Second solution to the paradox of "believing (and disbelieving) all things"

I like the "alternating solution" to the paradox of "believing (and disbelieving) all things." It seems to capture reality. One's belief can and does waver, alternating over time. But, while I like it, it strikes me as legerdemain insofar as a way to avoid the stronger paradox of believing and disbelieving at the same time—an adroit maneuver to reframe the problem so as to escape.

The stronger paradox resembles a mirror. You look into a mirror and see the right side of your face as the left side of the image looking back at you. But the image looking back at you is you. The right side of your face is on the right at the same time it is also on the left.

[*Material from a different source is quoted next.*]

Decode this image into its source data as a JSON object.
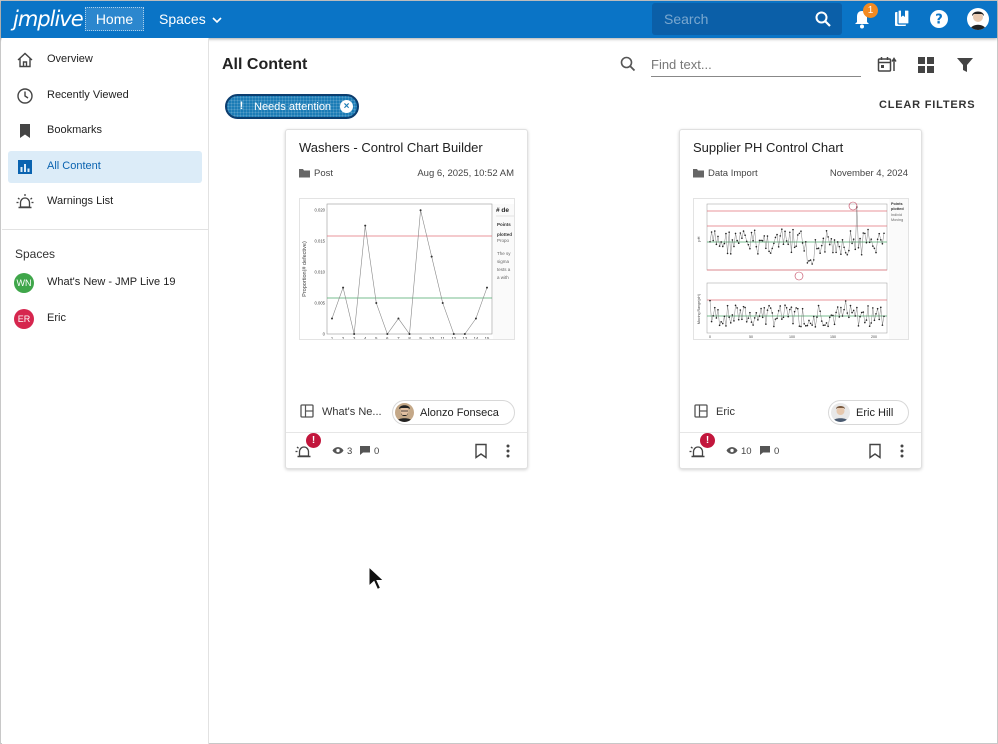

My second solution to the paradox begins with the fact that when we know that something is so, its probability value is 1; when we know something is not so, its probability value is 0. One and 0 represent certainty. When we only believe that something is so or that something is not so, the probability value lies somewhere between 0 and 1. Beliefs and disbeliefs have values less than 1 but more than 0.

When a man predicts the weather—for example, whether it will rain in Cleveland—he gives the chance of rain as a percentage between 0 and 1. "There's a 60% chance of rain." Note that if he assigns a probability of 50%, he indicates that he has no more reason to believe that it will rain than he has to believe that it won't. "Fifty-fifty" represents maximum uncertainty.

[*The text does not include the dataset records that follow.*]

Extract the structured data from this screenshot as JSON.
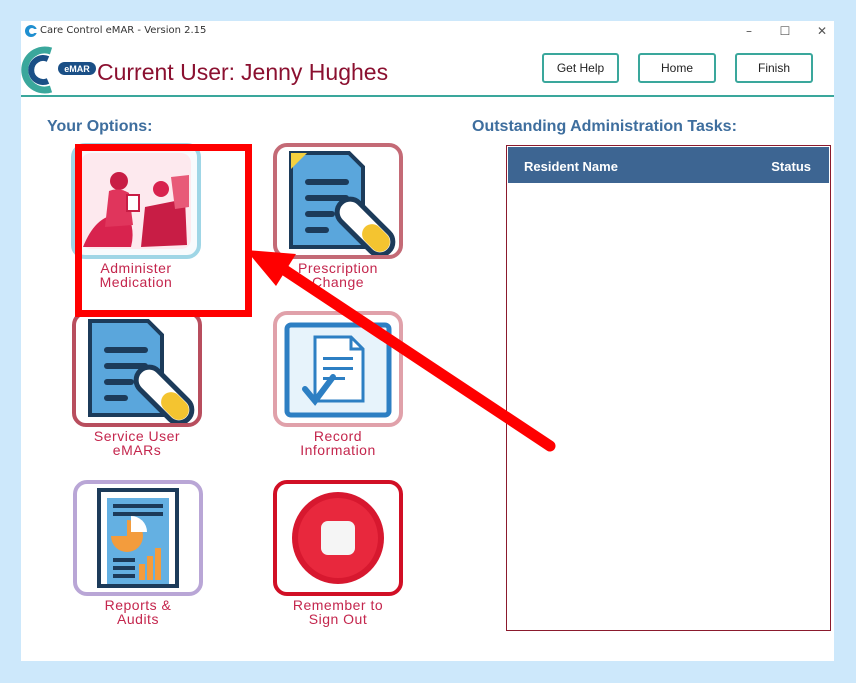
{
  "window": {
    "title": "Care Control eMAR - Version 2.15",
    "controls": [
      "–",
      "☐",
      "✕"
    ]
  },
  "header": {
    "logo_text": "eMAR",
    "current_user_label": "Current User:",
    "current_user_name": "Jenny Hughes",
    "buttons": {
      "help": "Get Help",
      "home": "Home",
      "finish": "Finish"
    }
  },
  "options": {
    "title": "Your Options:",
    "tiles": [
      {
        "line1": "Administer",
        "line2": "Medication",
        "icon": "nurse-patient-icon"
      },
      {
        "line1": "Prescription",
        "line2": "Change",
        "icon": "prescription-document-icon"
      },
      {
        "line1": "Service User",
        "line2": "eMARs",
        "icon": "emar-document-icon"
      },
      {
        "line1": "Record",
        "line2": "Information",
        "icon": "record-document-icon"
      },
      {
        "line1": "Reports &",
        "line2": "Audits",
        "icon": "reports-chart-icon"
      },
      {
        "line1": "Remember to",
        "line2": "Sign Out",
        "icon": "stop-sign-out-icon"
      }
    ]
  },
  "tasks": {
    "title": "Outstanding Administration Tasks:",
    "columns": [
      "Resident Name",
      "Status"
    ],
    "rows": []
  },
  "colors": {
    "accent_teal": "#3aa79c",
    "user_text": "#8b1030",
    "tile_label": "#c4264d",
    "table_header": "#3d6592",
    "annotation_red": "#ff0000"
  }
}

In the stronger version of the paradox (in which we believe and disbelieve the same thing at the same time) the quantity that is less than 1 and greater than 0 is divided between the two. If it is divided equally, that would indicate that we are maximally uncertain as to which might be true. When belief alternately becomes stronger than disbelief, its quantity is more than one-half, disbelief's less.

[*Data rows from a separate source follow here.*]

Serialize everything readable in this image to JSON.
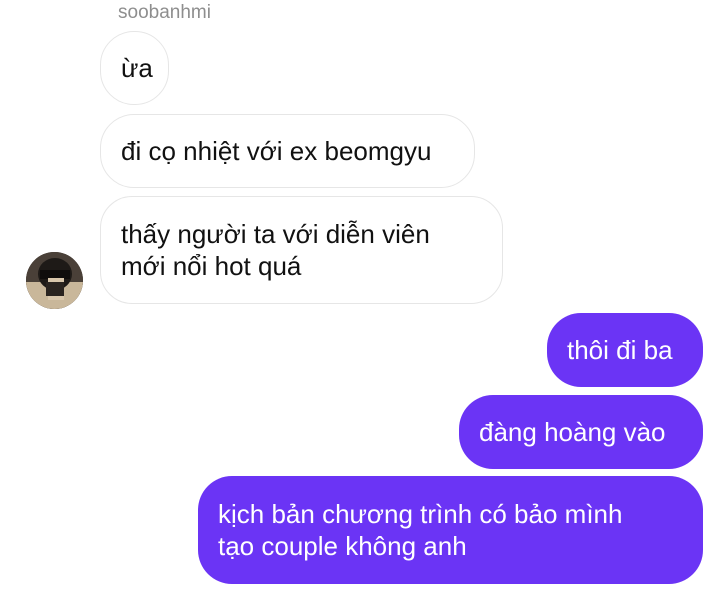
{
  "thread": {
    "sender_name": "soobanhmi",
    "avatar_icon": "user-avatar-photo",
    "colors": {
      "outgoing_bubble": "#6b34f5",
      "incoming_border": "#e6e6e6",
      "sender_name": "#8e8e8e"
    },
    "incoming": [
      {
        "text": "ừa"
      },
      {
        "text": "đi cọ nhiệt với ex beomgyu"
      },
      {
        "text": "thấy người ta với diễn viên\nmới nổi hot quá"
      }
    ],
    "outgoing": [
      {
        "text": "thôi đi ba"
      },
      {
        "text": "đàng hoàng vào"
      },
      {
        "text": "kịch bản chương trình có bảo mình\ntạo couple không anh"
      }
    ]
  }
}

The philosophy of "believing (and disbelieving) all things" seems, though, to call on us to be even-handed (or "open-minded") in how we regard things that we don't know, to treat believing and disbelieving equally; that is, as a "fifty-fifty" proposition. Even if maximal uncertainty ensures that we won't become fanatical, it's an untenable (unrealistic) position to maintain. Not even dispassionate, rational scientists can maintain it. We've got scientists, for example, whose belief that God exists approaches a probability of 1, while atheistic scientists' belief in God approaches zero.

Solution two rejects the notion that the philosophy of believing all things requires us as a logical necessity both to believe and to disbelieve everything that we don't know to be true.

Why was that not a logical necessity, after all? Well, look again into the mirror. Your head is atop your body both in reality and in the mirror, and your feet (assuming you have them) are below in both cases. But the right side of your face is also on the right in the mirror, and the left side on the left! No different from the reflection of your head and your feet. The mirror paradox works (or seems to work) because a switch in point of view is subtly introduced. You have to turn 180 degrees to assume the position of the image in the mirror. But the image in the mirror is not you. Its left and right hands are wrong.